Asha now faced exactly that kind of dilemma, but on a much grander scale. Quitting her comfortable job and moving across the country to pursue a career in music would be an enormous risk. Then again, she was only 28 years old and already feeling stagnant.
She took the leap.
So, what led Asha to act when others would have stayed stuck? Her answer is simple: she was alive, and with a new understanding of life’s limited span, she felt a strong need to experience each day fully. Her cancer ordeal had changed the calculus in her mind. To her, the risk of staying put — of remaining in her comfortable but unsatisfying life — clearly outweighed the risk of moving to a new city.
One afternoon, she picked up her violin from a repair shop in downtown Los Angeles. The guy who made her instrument said he knew Dee Snider, the lead singer of Twisted Sister, who just happened to be trying out electric violinists to join his new tour. Although Asha thought her chances were slim, she auditioned. Two months later, she celebrated her 30th birthday on a tour bus with one of the top metal vocalists of all time.
Motivated by her passion for this new career, one opportunity led to the next. Asha was hired to play alongside Alanis Morissette, and after that, on a U.S. tour with Gnarls Barkley, opening for the Red Hot Chili Peppers in front of 30,000 people a night. Jay-Z and Mary J. Blige both tapped her to play. Her reputation on the rise, in 2009 she played regularly for the American Idol band and The Tonight Show.

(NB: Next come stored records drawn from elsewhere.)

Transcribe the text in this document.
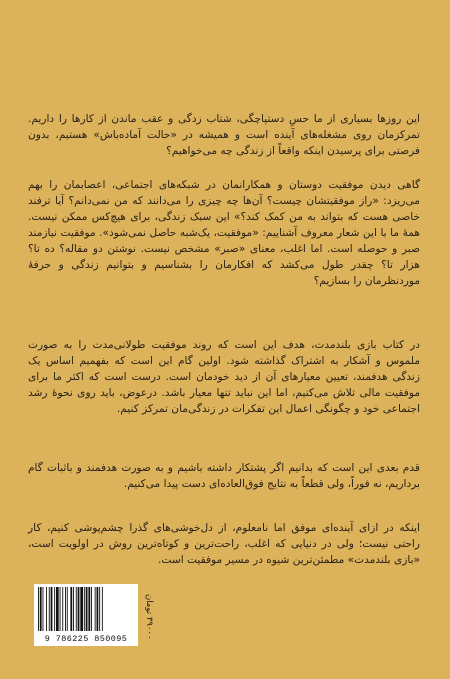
این روزها بسیاری از ما حسِ دستپاچگی، شتاب زدگی و عقب ماندن از کارها را داریم. تمرکزمان روی مشغله‌های آینده است و همیشه در «حالت آماده‌باش» هستیم، بدون فرصتی برای پرسیدن اینکه واقعاً از زندگی چه می‌خواهیم؟

گاهی دیدن موفقیت دوستان و همکارانمان در شبکه‌های اجتماعی، اعصابمان را بهم می‌ریزد: «راز موفقیتشان چیست؟ آن‌ها چه چیزی را می‌دانند که من نمی‌دانم؟ آیا ترفند خاصی هست که بتواند به من کمک کند؟» این سبک زندگی، برای هیچ‌کس ممکن نیست. همهٔ ما با این شعار معروف آشناییم: «موفقیت، یک‌شبه حاصل نمی‌شود». موفقیت نیازمند صبر و حوصله است. اما اغلب، معنای «صبر» مشخص نیست. نوشتن دو مقاله؟ ده تا؟ هزار تا؟ چقدر طول می‌کشد که افکارمان را بشناسیم و بتوانیم زندگی و حرفهٔ موردنظرمان را بسازیم؟

در کتاب بازی بلندمدت، هدف این است که روند موفقیت طولانی‌مدت را به صورت ملموس و آشکار به اشتراک گذاشته شود. اولین گام این است که بفهمیم اساس یک زندگی هدفمند، تعیین معیارهای آن از دید خودمان است. درست است که اکثر ما برای موفقیت مالی تلاش می‌کنیم، اما این نباید تنها معیار باشد. درعوض، باید روی نحوهٔ رشد اجتماعی خود و چگونگی اعمال این تفکرات در زندگی‌مان تمرکز کنیم.

قدم بعدی این است که بدانیم اگر پشتکار داشته باشیم و به صورت هدفمند و باثبات گام برداریم، نه فوراً، ولی قطعاً به نتایج فوق‌العاده‌ای دست پیدا می‌کنیم.

اینکه در ازای آینده‌ای موفق اما نامعلوم، از دل‌خوشی‌های گذرا چشم‌پوشی کنیم، کار راحتی نیست؛ ولی در دنیایی که اغلب، راحت‌ترین و کوتاه‌ترین روش در اولویت است، «بازی بلندمدت» مطمئن‌ترین شیوه در مسیر موفقیت است.

9 786225 850095
۳۹۰۰۰ تومان
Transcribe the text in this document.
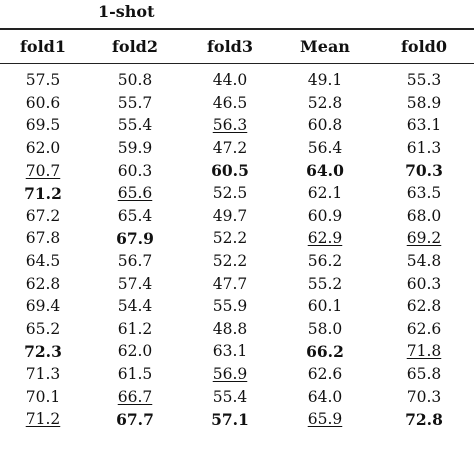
1-shot
fold1	fold2	fold3	Mean	fold0
57.5	50.8	44.0	49.1	55.3
60.6	55.7	46.5	52.8	58.9
69.5	55.4	56.3	60.8	63.1
62.0	59.9	47.2	56.4	61.3
70.7	60.3	60.5	64.0	70.3
71.2	65.6	52.5	62.1	63.5
67.2	65.4	49.7	60.9	68.0
67.8	67.9	52.2	62.9	69.2
64.5	56.7	52.2	56.2	54.8
62.8	57.4	47.7	55.2	60.3
69.4	54.4	55.9	60.1	62.8
65.2	61.2	48.8	58.0	62.6
72.3	62.0	63.1	66.2	71.8
71.3	61.5	56.9	62.6	65.8
70.1	66.7	55.4	64.0	70.3
71.2	67.7	57.1	65.9	72.8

Yet, while the decision to radically change her life looked easy to many, Asha admits that she experienced many moments of doubt throughout.
Though trauma is undeniably horrible, Asha will be the first to tell you that it can present unexpected opportunities to grow. According to two decades of research, 50 to 80 percent of people who have lived through trauma say they’ve grown in some way. The trick is to be open to and embrace these new choices, to notice them even in the midst of suffering.
When we look at the situation with our eyes fully open, we’re able to see the potential for other possibilities. That gives all of us, when we encounter crises in our own lives, the opportunity to not merely bounce back, but to bounce forward, changing our lives in ways we might never have thought possible.